"Seperti biasa," jawab Gibran bermuka datar—tanpa ekspresi.

"Yakin nggak mau ada peningkatan? Kalau mau, gue nih sebagai teman sekaligus sahabat yang baik hati pasti bakalan bantu lo."

"Masih banyak hal penting lainnya bagi saya."

"Jabatan ketua OSIS lo kan mau lengser, masalah kafe juga udah diurus sama Tante Elsa, dan Tante Elsa juga kayaknya tadi udah akur sama Bella. Jadi, lo mau ngurusin apa lagi, hah?"

"Masalah Reza."

Deni menepuk dahinya sendiri, tak habis pikir dengan sahabatnya yang satu ini. Gemar sekali mengurus urusan kehidupan orang. Ya, walau pun yang dilakukan Gibran saat ini tidak salah, tetapi tetap saja hal itu membuatnya kesal.

"Nih, gue kasih tahu sama lo. Buat apa lo permasalahkan urusan Reza? Toh juga sekarang dia udah bebas kan?"

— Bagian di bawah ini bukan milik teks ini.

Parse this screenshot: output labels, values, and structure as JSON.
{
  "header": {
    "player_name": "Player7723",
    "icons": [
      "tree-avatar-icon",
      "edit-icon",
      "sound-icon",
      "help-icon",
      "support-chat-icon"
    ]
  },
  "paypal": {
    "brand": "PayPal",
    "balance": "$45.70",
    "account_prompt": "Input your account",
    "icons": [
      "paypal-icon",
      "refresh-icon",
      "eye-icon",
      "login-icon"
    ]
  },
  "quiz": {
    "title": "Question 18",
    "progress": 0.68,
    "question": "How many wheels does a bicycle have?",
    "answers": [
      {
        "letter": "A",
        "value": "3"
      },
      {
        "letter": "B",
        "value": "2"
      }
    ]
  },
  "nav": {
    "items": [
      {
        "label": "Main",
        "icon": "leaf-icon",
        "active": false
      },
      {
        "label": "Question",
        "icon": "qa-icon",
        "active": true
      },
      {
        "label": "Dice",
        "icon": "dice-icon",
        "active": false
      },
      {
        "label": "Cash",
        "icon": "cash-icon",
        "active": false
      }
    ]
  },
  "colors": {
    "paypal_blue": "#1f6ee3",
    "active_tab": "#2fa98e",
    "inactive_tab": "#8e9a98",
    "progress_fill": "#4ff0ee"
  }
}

"Bukan masalah itu, melainkan pelaku yang sebenarnya belum terungkap dan saya harus mencari tahunya."

"Buat apa lagi sih, Gib? Emang dia bakalan di penjara? Nggak mungkin kan. Kedua pihak keluarga korban aja udah ikhlas. Ini lo malah mau cari tahu pelakunya lagi."

"Bisa saja pelaku yang sebenarnya mengulangi kejadian yang sama."

"Lo juga ada benernya, sih."

Di saat Gibran tengah berbincang bersama Deni. Lain halnya dengan Arinta yang duduk termenung di depan rumahnya. Air matanya menetes begitu saja, kala mengetahui kebenaran yang sangat menyakitkan.

Dimana ternyata, almarhum Ayahnya tertabrak oleh seseorang yang sangat ia kenalis sekarang. Orang yang seringkali membantunya dan memberinya pekerjaan.

Arinta sedih, mengetahui kebenaran jika mamanya Gibran yang telah menabrak Ayahnya hingga meninggal dan kabur begitu saja usai tabrakan. Hatinya hancur, mengapa ibunya baru menceritakannya tadi ketika ia pulang dari sekolah.

Selain itu, Arinta pun bingung dengan apa yang harus ia lakukan setelah mengetahui kebenaran itu. Hingga akhirnya ia memutuskan untuk menemui Gibran.

Lewat pesan singkat yang Arinta ketik, ia lantas mengirimkannya dan bersiap untuk segera bertemu dengan anak yang sudah menyebabkan Ayahnya tiada.

-----

Begitu Gibran mendapatkan pesan dari Arinta, entah kenapa hatinya merasa senang kala Arinta ingin menemuinya.

"Jadi, lo sekarang mau ketemuan nih sama Arinta?" tanya Deni yang masih berada di rumah Gibran.

"Iya."

"Oke, mantap! Gue tunggu kabar baiknya. Sekarang gue cabut dulu."

"Iya."

"Iya mulu lo! Oh, gue tahu lo pasti lagi seneng kan sekarang?"

"Iy—"

"Tuh, kan! Gue bakalan ada di barisan terdepan yang minta PJ sama lo."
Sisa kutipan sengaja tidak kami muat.